Le Conseil de sécurité des Nations unies a dénoncé mercredi l’attentat du 24 mai, au Musée juif de Bruxelles qui a fait quatre morts.

« Les membres du Conseil de sécurité condamnent fermement toutes les formes de racisme, de discrimination raciale, de xénophobie et d’intolérance, en particulier contre une institution dont la mission a toujours été de promouvoir l’ouverture et la tolérance », indique le communiqué selon l’agence de nouvelles chinoise Xinhua.

Le Conseil a également réaffirmé son opposition à l’usage du terrorisme, sous quelque forme et pour quelque raison, et a reconnu que l’attaque pourrait avoir eu une « motivation antisémite ».
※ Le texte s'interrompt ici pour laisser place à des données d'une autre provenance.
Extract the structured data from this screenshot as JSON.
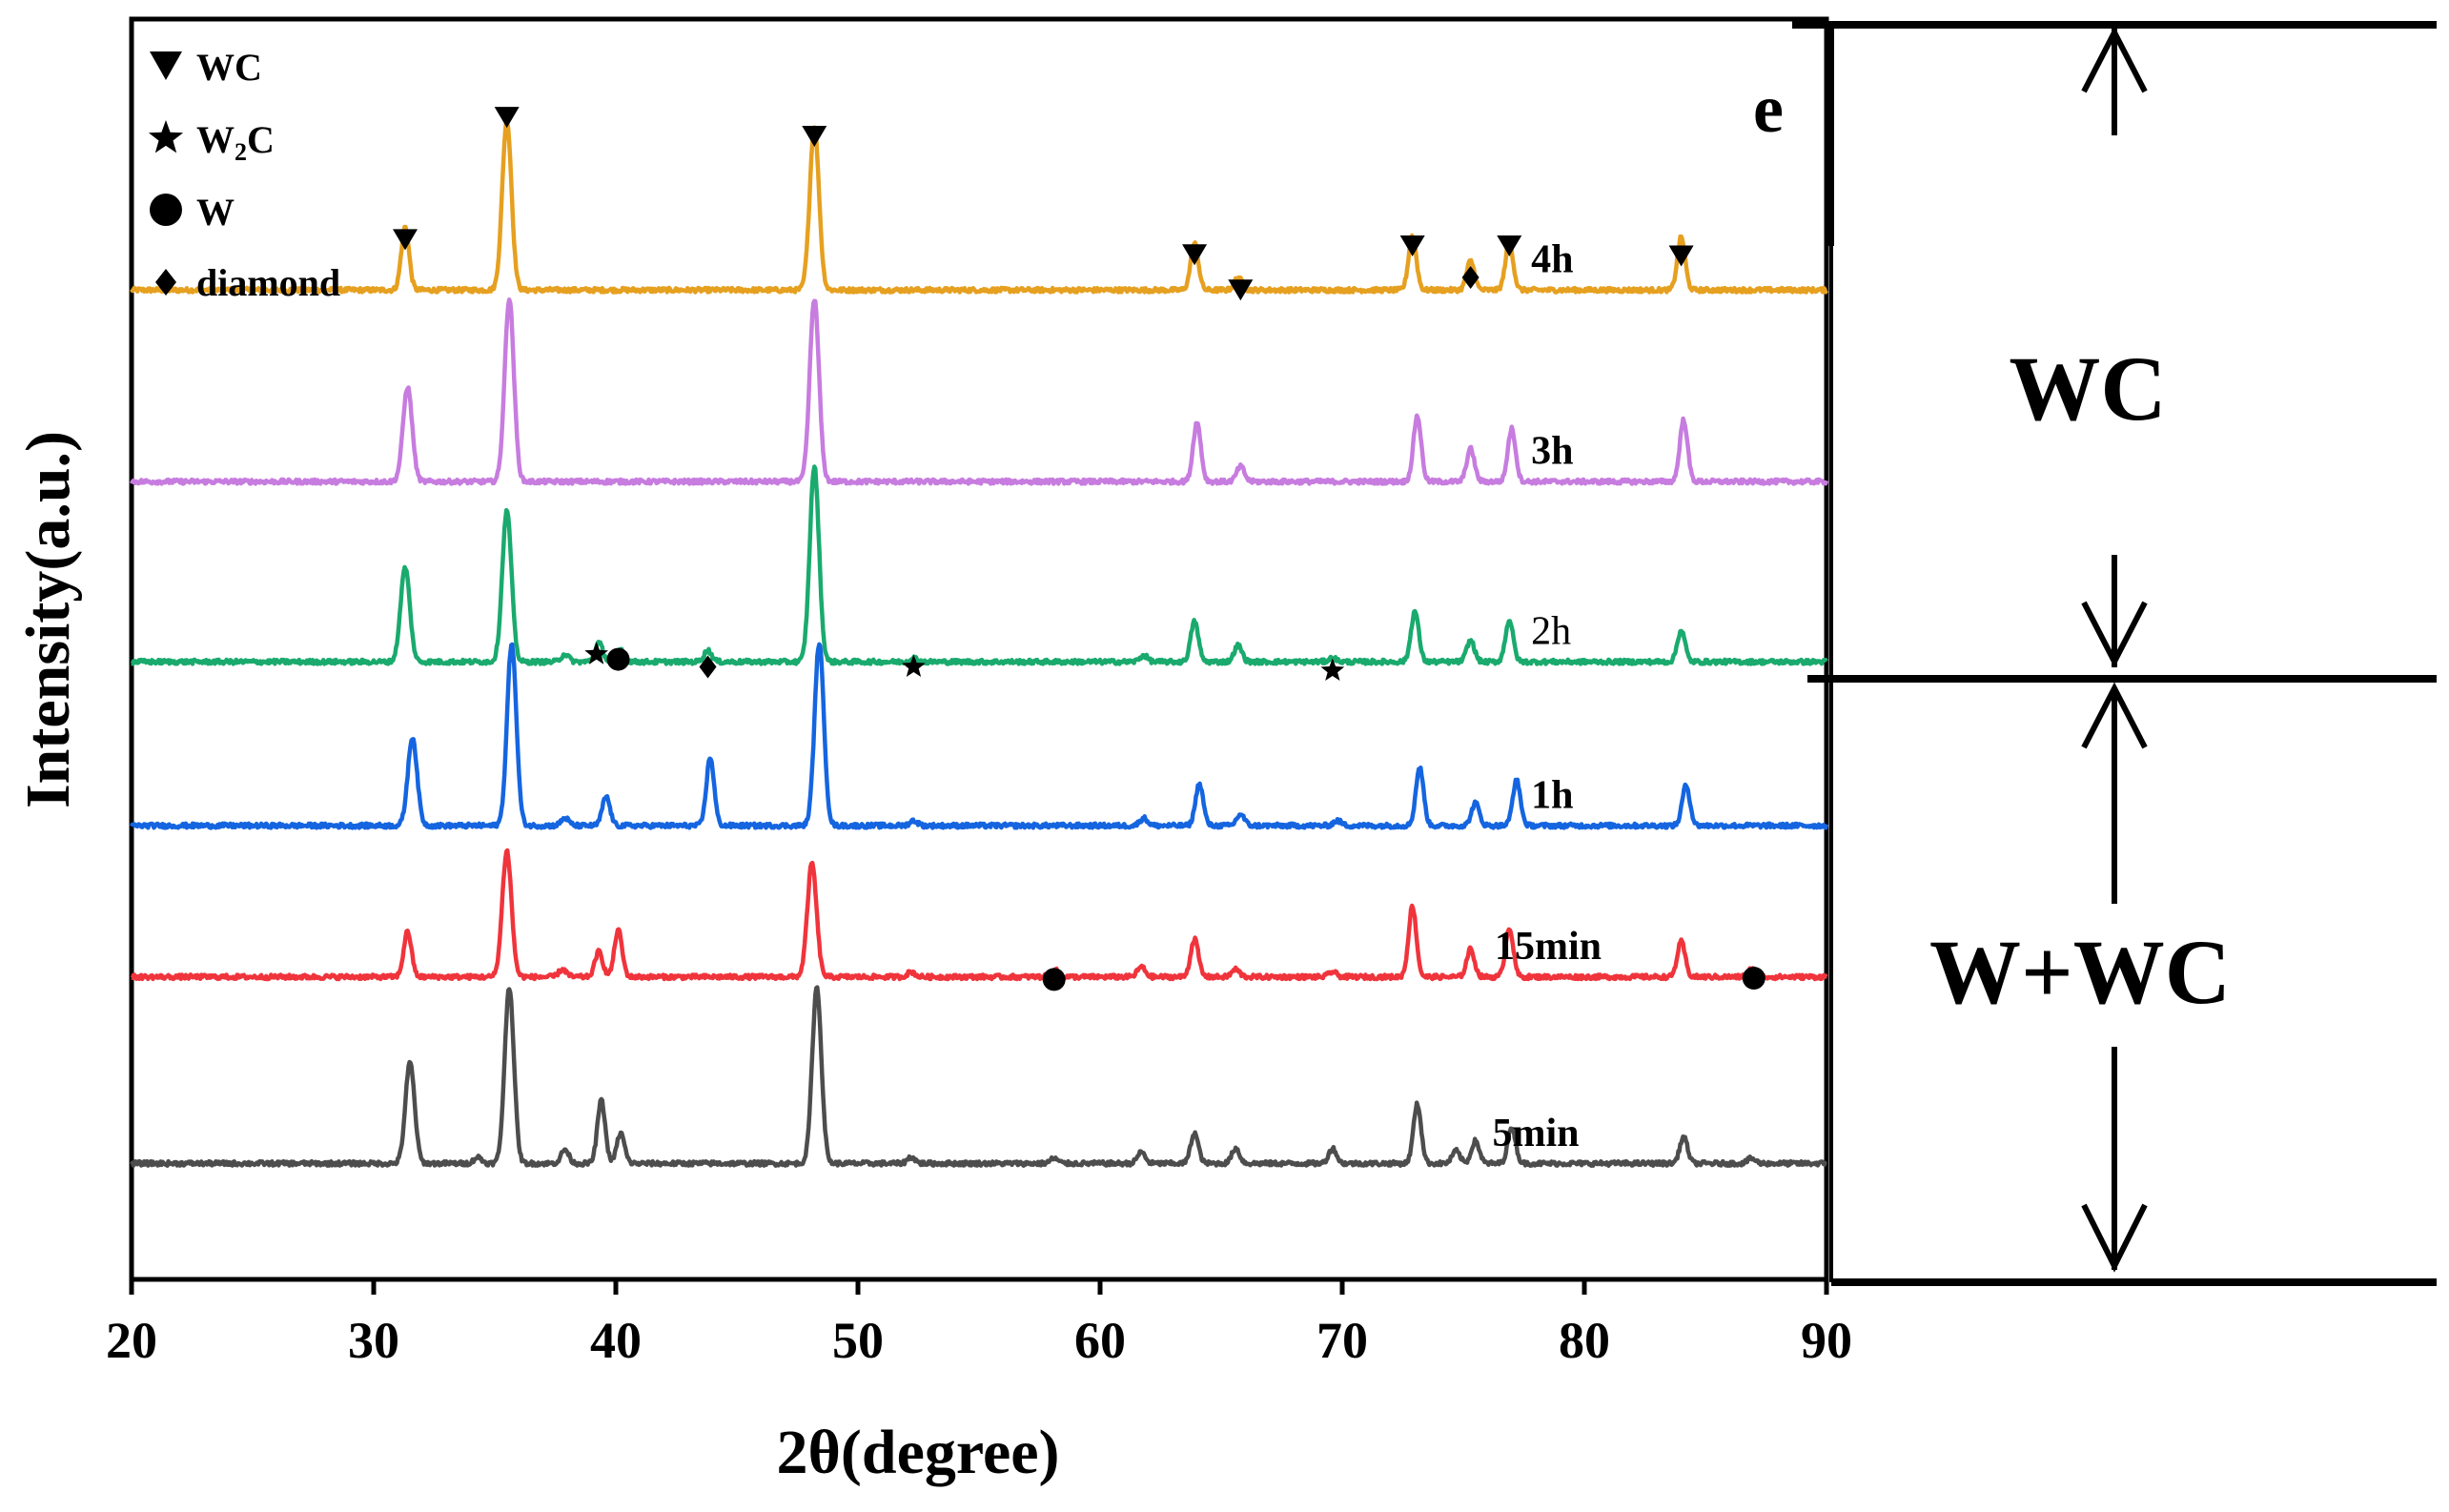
{
  "panel_letter": "e",
  "legend": [
    {
      "symbol": "down-triangle",
      "text": "WC"
    },
    {
      "symbol": "star",
      "text": "W",
      "sub": "2",
      "tail": "C"
    },
    {
      "symbol": "circle",
      "text": "W"
    },
    {
      "symbol": "diamond",
      "text": "diamond"
    }
  ],
  "regions": {
    "upper": "WC",
    "lower": "W+WC"
  },
  "chart_data": {
    "type": "line",
    "title": "",
    "xlabel": "2θ(degree)",
    "ylabel": "Intensity(a.u.)",
    "xlim": [
      20,
      90
    ],
    "xticks": [
      20,
      30,
      40,
      50,
      60,
      70,
      80,
      90
    ],
    "ylim": [
      0,
      100
    ],
    "yticks": [],
    "grid": false,
    "series": [
      {
        "name": "4h",
        "color": "#E6A020",
        "baseline": 78.5,
        "label_weight": "bold",
        "peaks": [
          [
            31.3,
            5.0
          ],
          [
            35.5,
            13.5
          ],
          [
            48.2,
            13.0
          ],
          [
            63.9,
            3.7
          ],
          [
            65.7,
            1.0
          ],
          [
            72.9,
            4.3
          ],
          [
            75.3,
            2.3
          ],
          [
            76.9,
            3.8
          ],
          [
            84.0,
            4.2
          ]
        ]
      },
      {
        "name": "3h",
        "color": "#C77CDF",
        "baseline": 63.3,
        "label_weight": "bold",
        "peaks": [
          [
            31.4,
            7.5
          ],
          [
            35.6,
            14.5
          ],
          [
            48.2,
            14.5
          ],
          [
            64.0,
            4.7
          ],
          [
            65.8,
            1.2
          ],
          [
            73.1,
            5.2
          ],
          [
            75.3,
            2.6
          ],
          [
            77.0,
            4.2
          ],
          [
            84.1,
            4.9
          ]
        ]
      },
      {
        "name": "2h",
        "color": "#1AAA6E",
        "baseline": 49.0,
        "label_weight": "normal",
        "peaks": [
          [
            31.3,
            7.5
          ],
          [
            35.5,
            12.0
          ],
          [
            37.9,
            0.6
          ],
          [
            39.3,
            1.5
          ],
          [
            40.2,
            1.0
          ],
          [
            43.8,
            0.9
          ],
          [
            48.2,
            15.5
          ],
          [
            52.3,
            0.3
          ],
          [
            61.8,
            0.5
          ],
          [
            63.9,
            3.2
          ],
          [
            65.7,
            1.3
          ],
          [
            69.6,
            0.3
          ],
          [
            73.0,
            4.0
          ],
          [
            75.3,
            1.7
          ],
          [
            76.9,
            3.3
          ],
          [
            84.0,
            2.5
          ]
        ]
      },
      {
        "name": "1h",
        "color": "#1565E0",
        "baseline": 36.0,
        "label_weight": "bold",
        "peaks": [
          [
            31.6,
            7.0
          ],
          [
            35.7,
            14.5
          ],
          [
            37.9,
            0.6
          ],
          [
            39.6,
            2.3
          ],
          [
            43.9,
            5.4
          ],
          [
            48.4,
            14.5
          ],
          [
            52.3,
            0.4
          ],
          [
            61.8,
            0.6
          ],
          [
            64.1,
            3.3
          ],
          [
            65.8,
            0.9
          ],
          [
            69.8,
            0.4
          ],
          [
            73.2,
            4.6
          ],
          [
            75.5,
            1.8
          ],
          [
            77.2,
            3.6
          ],
          [
            84.2,
            3.2
          ]
        ]
      },
      {
        "name": "15min",
        "color": "#F0343C",
        "baseline": 24.0,
        "label_weight": "bold",
        "peaks": [
          [
            31.4,
            3.6
          ],
          [
            35.5,
            10.0
          ],
          [
            37.8,
            0.6
          ],
          [
            39.3,
            2.0
          ],
          [
            40.1,
            3.7
          ],
          [
            48.1,
            9.0
          ],
          [
            52.2,
            0.4
          ],
          [
            58.1,
            0.6
          ],
          [
            61.7,
            0.8
          ],
          [
            63.9,
            3.0
          ],
          [
            65.6,
            0.6
          ],
          [
            69.6,
            0.4
          ],
          [
            72.9,
            5.6
          ],
          [
            75.3,
            2.2
          ],
          [
            76.9,
            3.9
          ],
          [
            84.0,
            2.8
          ],
          [
            86.9,
            0.6
          ]
        ]
      },
      {
        "name": "5min",
        "color": "#4D4D4D",
        "baseline": 9.2,
        "label_weight": "bold",
        "peaks": [
          [
            31.5,
            8.0
          ],
          [
            34.3,
            0.5
          ],
          [
            35.6,
            14.0
          ],
          [
            37.9,
            1.1
          ],
          [
            39.4,
            5.0
          ],
          [
            40.2,
            2.4
          ],
          [
            48.3,
            14.0
          ],
          [
            52.2,
            0.5
          ],
          [
            58.1,
            0.4
          ],
          [
            61.7,
            0.9
          ],
          [
            63.9,
            2.4
          ],
          [
            65.6,
            1.2
          ],
          [
            69.6,
            1.2
          ],
          [
            73.1,
            4.7
          ],
          [
            74.7,
            1.0
          ],
          [
            75.5,
            1.8
          ],
          [
            77.0,
            2.9
          ],
          [
            84.1,
            2.1
          ],
          [
            86.9,
            0.4
          ]
        ]
      }
    ],
    "annotations": [
      {
        "symbol": "down-triangle",
        "x": 31.3,
        "y": 82.5
      },
      {
        "symbol": "down-triangle",
        "x": 35.5,
        "y": 92.2
      },
      {
        "symbol": "down-triangle",
        "x": 48.2,
        "y": 90.7
      },
      {
        "symbol": "down-triangle",
        "x": 63.9,
        "y": 81.3
      },
      {
        "symbol": "down-triangle",
        "x": 65.8,
        "y": 78.5
      },
      {
        "symbol": "down-triangle",
        "x": 72.9,
        "y": 82.0
      },
      {
        "symbol": "down-triangle",
        "x": 76.9,
        "y": 82.0
      },
      {
        "symbol": "down-triangle",
        "x": 84.0,
        "y": 81.2
      },
      {
        "symbol": "diamond",
        "x": 75.3,
        "y": 79.5
      },
      {
        "symbol": "star",
        "x": 39.2,
        "y": 49.6
      },
      {
        "symbol": "circle",
        "x": 40.1,
        "y": 49.2
      },
      {
        "symbol": "diamond",
        "x": 43.8,
        "y": 48.6
      },
      {
        "symbol": "star",
        "x": 52.3,
        "y": 48.6
      },
      {
        "symbol": "star",
        "x": 69.6,
        "y": 48.3
      },
      {
        "symbol": "circle",
        "x": 58.1,
        "y": 23.8
      },
      {
        "symbol": "circle",
        "x": 87.0,
        "y": 23.9
      }
    ]
  }
}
La condamnation du Conseil de sécurité suit celle du Secrétaire général de l’ONU Ban Ki-moon, qui s’est dit « choqué » dimanche et a condamné toutes les formes de « racisme, de discrimination raciale et de xénophobie ». Il a transmis ses condoléances aux familles des victimes.

Alors que les autorités belges ont officiellement déclaré que l’attaque du musée était probablement un crime de haine raciste, les autorités ont commencé plus tôt dans la semaine à sonder les connexions terroristes possibles.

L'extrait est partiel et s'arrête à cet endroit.